Attacco hacker: fonti,escluso accesso a storia sanitaria
(ANSA) - ROMA, 02 AGO - Gli hacker che hanno attaccato il Ced della Regione Lazio non avrebbero avuto accesso alla storia sanitaria dei milioni di cittadini che sono inseriti nel database del sistema sanitario regionale. Lo si apprende da qualificate fonti della sicurezza secondo le quali l'attacco, per quanto riguarda la parte sanitaria, ha colpito il sistema prenotazioni Cup e a quello delle prenotazioni vaccinali. Non ci sarebbe stato un travaso di dati sanitari, anche se i pirati sarebbero comunque entrati in possesso di diversi dati anagrafici. Non sarebbe stata toccata l'infrastruttura informatica che riguarda il bilancio e la protezione civile.
Quanto al riscatto, sottolineano sempre le fonti, i pirati informartici non avrebbero al momento quantificato la loro richiesta in maniera esplicita anche se, in casi analoghi avvenuti in altri paesi, le richieste sarebbero passate da poche centinaia di migliaia di euro fino a 10 milioni. Per entrare nei sistemi, gli hacker avrebbero utilizzato le credenziali di un amministrativo sul quale sarebbero già stati svolti accertamenti che avrebbero escluso ogni sua responsabilità.
Attacco hacker: non formalizzata richiesta riscatto
(ANSA) - ROMA, 02 AGO - "Non è stata formalizzata alcuna richiesta di riscatto rispetto a quanto è avvenuto". Così il presidente del Lazio, Nicola Zingaretti, in merito all'attacco hacker al Ced della Regione e alle notizie che erano emerse nelle ultime ore riguardo ad una richiesta di riscatto da parte dei pirati informatici. (ANSA).
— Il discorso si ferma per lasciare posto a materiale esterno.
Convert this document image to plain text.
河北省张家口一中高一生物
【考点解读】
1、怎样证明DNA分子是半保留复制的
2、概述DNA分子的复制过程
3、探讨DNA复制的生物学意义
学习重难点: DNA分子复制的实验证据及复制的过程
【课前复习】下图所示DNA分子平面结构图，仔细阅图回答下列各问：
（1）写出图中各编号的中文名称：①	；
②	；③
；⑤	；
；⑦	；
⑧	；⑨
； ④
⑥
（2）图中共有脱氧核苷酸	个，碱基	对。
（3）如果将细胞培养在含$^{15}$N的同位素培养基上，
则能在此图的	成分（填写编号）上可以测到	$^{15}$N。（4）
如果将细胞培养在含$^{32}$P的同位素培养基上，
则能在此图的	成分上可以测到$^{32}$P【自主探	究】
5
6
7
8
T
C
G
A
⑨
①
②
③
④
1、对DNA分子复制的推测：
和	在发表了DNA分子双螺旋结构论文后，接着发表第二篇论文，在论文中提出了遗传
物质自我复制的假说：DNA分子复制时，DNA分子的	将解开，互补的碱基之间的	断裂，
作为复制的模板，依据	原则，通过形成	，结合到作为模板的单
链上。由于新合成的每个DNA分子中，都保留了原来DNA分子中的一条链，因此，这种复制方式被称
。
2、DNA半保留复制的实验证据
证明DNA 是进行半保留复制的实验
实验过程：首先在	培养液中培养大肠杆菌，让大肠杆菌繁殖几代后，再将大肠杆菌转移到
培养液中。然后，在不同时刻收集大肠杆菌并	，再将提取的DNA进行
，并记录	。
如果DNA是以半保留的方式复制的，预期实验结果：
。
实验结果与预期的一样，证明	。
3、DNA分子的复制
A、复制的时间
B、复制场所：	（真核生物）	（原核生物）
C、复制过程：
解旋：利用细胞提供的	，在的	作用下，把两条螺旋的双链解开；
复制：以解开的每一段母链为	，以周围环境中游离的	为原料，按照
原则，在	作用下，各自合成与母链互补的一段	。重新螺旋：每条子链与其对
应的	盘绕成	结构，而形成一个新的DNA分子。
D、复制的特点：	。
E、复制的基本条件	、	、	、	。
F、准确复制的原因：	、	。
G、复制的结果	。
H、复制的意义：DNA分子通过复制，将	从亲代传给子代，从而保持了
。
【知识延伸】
Regione, indagini per capire modalità furto password
(ANSA) - ROMA, 02 AGO - "Tutti i protocolli di sicurezza da parte delle figure professionali e dei sistemisti sono stati rispettati. Non c'è stato nessun tipo di alleggerimento. Come gli hacker siano entrati in possesso di credenziali per avere privilegi è motivo di indagini". Così i tecnici della Regione Lazio in merito alla modalità con cui gli hacker si sono infiltrati nel sistema per sferrare un attacco informatico al Ced della Regione.
Attacco hacker: esperto, in blitz così anche ipotesi talpa
(ANSA) - ROMA, 02 AGO - "L'idea che ci siamo fatti al Clusit è che l'attacco hacker contro la Regione Lazio si configuri esclusivamente come attività criminale, non legata ad aspetti di tipo ideologico. Niente no vax ma cybercrime puro, finalizzato ad ottenere un riscatto in forma di bitcoin. Non ci sono evidenze di attività di social engineer e phishing, quindi dietro tutta la storia potrebbe esservi una persona che conosce bene i sistemi della Regione, con una consapevolezza tecnica ben specifica.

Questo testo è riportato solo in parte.